光景だけを見ると、床から幽霊が出てきたような恐怖映画チックだ。
実際にフィクションなら良いなと現実逃避をしてみたが、やがてそれは完全に顕現してしまう。
魔法陣が消え、そこに佇んでいたのは、髪も肌も真っ白で、瞳だけがローズクォーツのイケメンさんだった。
「ああ···ついにやってしまったね。僕を呼び出すと、世界が滅びるかもしれないと···ん···あれ?···テトリ···ア···?」
ん?
召還された魔神は、イリヤから俺に視線を移して凝視していた。
感情は読めないが、舐めるような目で見てくるので居心地が悪い。
先ほどテトリアとつぶやいた気もするが、どんな関係性なのかを聞くのが怖いので、しばらく待つことにした。
「んん?容姿は全然違う···でもなぁ···オーラの波動が酷似···いや···あれからだいぶ経つし···あ、そうか、転生という可能性も···。」
何やら、1人でぶつぶつ言っている。
相手が人間なら、今のうちにぶちのめすのだが、目の前の男は魔神だ。不用意な攻撃は避けた方が無難だろう。

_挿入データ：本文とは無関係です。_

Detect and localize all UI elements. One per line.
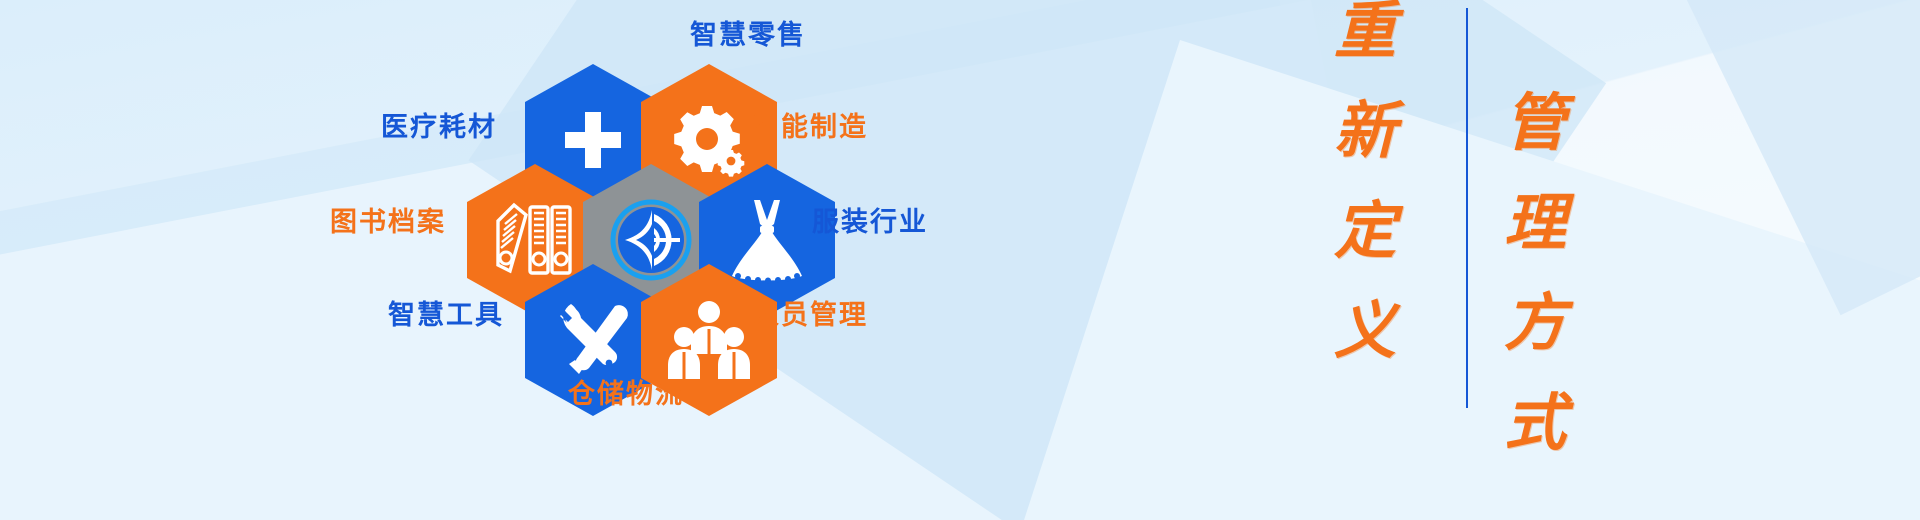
slogan-char: 义 (1334, 300, 1396, 362)
gear-icon (671, 102, 747, 178)
label-personnel: 人员管理 (752, 293, 868, 332)
slogan-char: 理 (1504, 192, 1566, 254)
wrench-screwdriver-icon (551, 298, 635, 382)
promo-banner: 智慧零售 医疗耗材 智能制造 图书档案 服装行业 智慧工具 人员管理 仓储物流 … (0, 0, 1920, 520)
slogan-char: 管 (1504, 92, 1566, 154)
medical-cross-icon (557, 104, 629, 176)
slogan-divider (1466, 8, 1468, 408)
hexagon-cluster (0, 0, 1100, 520)
slogan-char: 定 (1334, 200, 1396, 262)
label-apparel: 服装行业 (812, 200, 928, 239)
slogan-char: 方 (1504, 292, 1566, 354)
slogan-column-right: 管 理 方 式 (1504, 0, 1566, 492)
label-retail: 智慧零售 (690, 13, 806, 52)
dress-icon (724, 196, 810, 284)
label-manufacturing: 智能制造 (752, 105, 868, 144)
slogan-char: 式 (1504, 392, 1566, 454)
slogan-block: 重 新 定 义 管 理 方 式 (1300, 0, 1920, 520)
label-medical: 医疗耗材 (381, 105, 497, 144)
slogan-char: 新 (1334, 100, 1396, 162)
people-group-icon (666, 299, 752, 381)
label-warehouse: 仓储物流 (568, 372, 684, 411)
rfid-signal-logo-icon (605, 194, 697, 286)
slogan-char: 重 (1334, 0, 1396, 62)
label-tools: 智慧工具 (388, 293, 504, 332)
binder-files-icon (492, 199, 578, 281)
label-books: 图书档案 (330, 200, 446, 239)
slogan-column-left: 重 新 定 义 (1334, 0, 1396, 400)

「魔力は···あれ?魔力が読めない···ん?んんー、なんだ、どうなっているんだ?」
まだぶつぶつと言っている。
「イリヤ、相手は取り込み中のようだ。時間がかかりそうだから、今からここを離れろ。」
俺は敢えて魔神にも聞こえるように、イリヤに逃げるように促す。
「え!?でも···。」
魔神には俺の声が届いているはずだ。今のやりとりの際に、一瞬だけ俺とイリヤを交互に見た。
それでも、何かのアクションを起こす気配はない。
魔族や魔人と接することが多いと、傾向が見えてきたりもする。基本的に、魔神も同様なのではないかと思う。
こいつらは絶対的な強さを持ち、当然プライドも高い。だが、長命種で、かつ強大な力を持っていると、逆に暇を持て余したりもする。好奇心や探求心が旺盛なのに、興味をもてるものが少ないのが要因だ。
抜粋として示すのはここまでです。